95. FiDoop: Parallel Mining of Frequent Item sets Using Map Reduce
ABSTRACT
Existing parallel mining algorithms for frequent item sets lack a mechanism that enables automatic parallelization, load balancing, data distribution, and fault tolerance on large clusters. As a solution to this problem, we design a parallel frequent item sets mining algorithm called FiDoop using the Map Reduce programming model. To achieve compressed storage and avoid building conditional pattern bases, FiDoop incorporates the frequent items ultra metric tree, rather than conventional FP trees. In FiDoop, three Map Reduce jobs are implemented to complete the mining task. In the crucial third Map Reduce job, the mappers independently decompose item sets; the reducers perform combination operations by constructing small ultra metric trees, and the actual mining of these trees separately. We implement FiDoop on our in-house Hadoop cluster. We show that FiDoop on the cluster is sensitive to data distribution and dimensions, because item sets with different lengths have different decomposition and construction costs. To improve FiDoop’s performance, we develop a workload balance metric to measure load balance across the cluster’s computing nodes. We develop FiDoop-HD, an extension of FiDoop, to speed up the mining performance for high-dimensional data analysis. Extensive experiments using real-world celestial spectral data demonstrate that our proposed solution is efficient and scalable.

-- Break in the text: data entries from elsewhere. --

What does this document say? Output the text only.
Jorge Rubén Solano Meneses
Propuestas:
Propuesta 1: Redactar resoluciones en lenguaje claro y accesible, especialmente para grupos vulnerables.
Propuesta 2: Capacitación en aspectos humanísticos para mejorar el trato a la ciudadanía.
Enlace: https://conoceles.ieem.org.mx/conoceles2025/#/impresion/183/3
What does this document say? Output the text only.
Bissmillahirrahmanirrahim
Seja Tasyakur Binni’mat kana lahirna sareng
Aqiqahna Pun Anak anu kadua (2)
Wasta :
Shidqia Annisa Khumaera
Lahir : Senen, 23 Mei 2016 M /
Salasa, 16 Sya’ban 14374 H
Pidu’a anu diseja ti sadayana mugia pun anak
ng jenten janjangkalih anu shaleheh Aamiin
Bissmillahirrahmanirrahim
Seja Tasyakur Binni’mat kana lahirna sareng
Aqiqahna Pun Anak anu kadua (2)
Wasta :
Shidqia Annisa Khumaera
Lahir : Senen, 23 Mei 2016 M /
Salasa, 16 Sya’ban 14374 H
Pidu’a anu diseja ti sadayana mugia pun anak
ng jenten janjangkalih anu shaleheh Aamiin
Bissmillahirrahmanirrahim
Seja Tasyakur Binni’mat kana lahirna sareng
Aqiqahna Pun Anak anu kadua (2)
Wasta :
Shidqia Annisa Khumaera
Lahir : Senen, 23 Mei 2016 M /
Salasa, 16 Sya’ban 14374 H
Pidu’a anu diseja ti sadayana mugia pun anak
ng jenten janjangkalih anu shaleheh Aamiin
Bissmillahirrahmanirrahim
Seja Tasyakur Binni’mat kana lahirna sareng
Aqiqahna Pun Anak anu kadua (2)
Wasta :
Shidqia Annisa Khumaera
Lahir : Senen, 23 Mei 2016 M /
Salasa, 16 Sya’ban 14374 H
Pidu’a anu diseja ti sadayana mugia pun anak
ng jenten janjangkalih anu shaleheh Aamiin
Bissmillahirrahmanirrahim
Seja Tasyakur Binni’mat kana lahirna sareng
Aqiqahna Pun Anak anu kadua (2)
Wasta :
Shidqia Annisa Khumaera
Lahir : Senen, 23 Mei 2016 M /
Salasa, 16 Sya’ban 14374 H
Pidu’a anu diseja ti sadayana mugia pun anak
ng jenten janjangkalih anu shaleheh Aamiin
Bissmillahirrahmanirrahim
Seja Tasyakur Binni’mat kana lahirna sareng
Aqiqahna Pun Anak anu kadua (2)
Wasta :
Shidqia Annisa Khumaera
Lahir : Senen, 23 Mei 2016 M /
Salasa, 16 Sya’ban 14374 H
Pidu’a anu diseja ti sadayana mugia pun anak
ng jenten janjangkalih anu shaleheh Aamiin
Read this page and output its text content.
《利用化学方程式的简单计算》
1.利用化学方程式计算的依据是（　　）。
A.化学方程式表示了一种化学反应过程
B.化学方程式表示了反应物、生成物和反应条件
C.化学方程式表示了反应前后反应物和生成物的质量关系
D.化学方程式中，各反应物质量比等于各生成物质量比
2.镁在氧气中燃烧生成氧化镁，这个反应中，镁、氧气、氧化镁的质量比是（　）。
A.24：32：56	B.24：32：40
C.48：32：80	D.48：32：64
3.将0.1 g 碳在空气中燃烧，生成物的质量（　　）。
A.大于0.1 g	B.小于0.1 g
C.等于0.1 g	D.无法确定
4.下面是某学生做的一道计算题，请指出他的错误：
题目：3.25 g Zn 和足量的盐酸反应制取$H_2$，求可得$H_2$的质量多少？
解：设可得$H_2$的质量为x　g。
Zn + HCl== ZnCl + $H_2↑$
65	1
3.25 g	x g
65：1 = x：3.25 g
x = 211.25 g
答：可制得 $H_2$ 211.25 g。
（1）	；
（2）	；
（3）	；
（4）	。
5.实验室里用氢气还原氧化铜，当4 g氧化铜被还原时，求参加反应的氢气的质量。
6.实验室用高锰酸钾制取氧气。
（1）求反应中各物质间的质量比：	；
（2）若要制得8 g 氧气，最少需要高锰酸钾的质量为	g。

96. Fast and accurate mining the community structure: integrating center locating and membership optimization
ABSTRACT
Mining communities or clusters in networks is valuable in analyzing, designing, and optimizing many natural and engineering complex systems, e.g. protein networks, power grid, and transportation systems. Most of the existing techniques view the community mining problem as an optimization problem based on a given quality function (e.g., modularity), however none of them are grounded with a systematic theory to identify the central nodes in the network. Moreover, how to reconcile the mining efficiency and the community quality still remains an open problem. In this paper, we attempt to address the above challenges by introducing a novel algorithm. First, a kernel function with a tunable influence factor is proposed to measure the leadership of each node, those nodes with highest local leadership can be viewed as the candidate central nodes. Then, we use a discrete-time dynamical system to describe the dynamical assignment of community membership; and formulate the servable conditions to guarantee the convergence of each node’s dynamic trajectory, by which the hierarchical community structure of the network can be revealed. The proposed dynamical system is independent of the quality function used, so could also be applied in other community mining models. Our algorithm is highly efficient: the computational complexity analysis shows that the execution time is nearly linearly dependent on the number of nodes in sparse networks. We finally give demonstrative applications of the algorithm to a set of synthetic benchmark networks and also real-world networks to verify the algorithmic performance.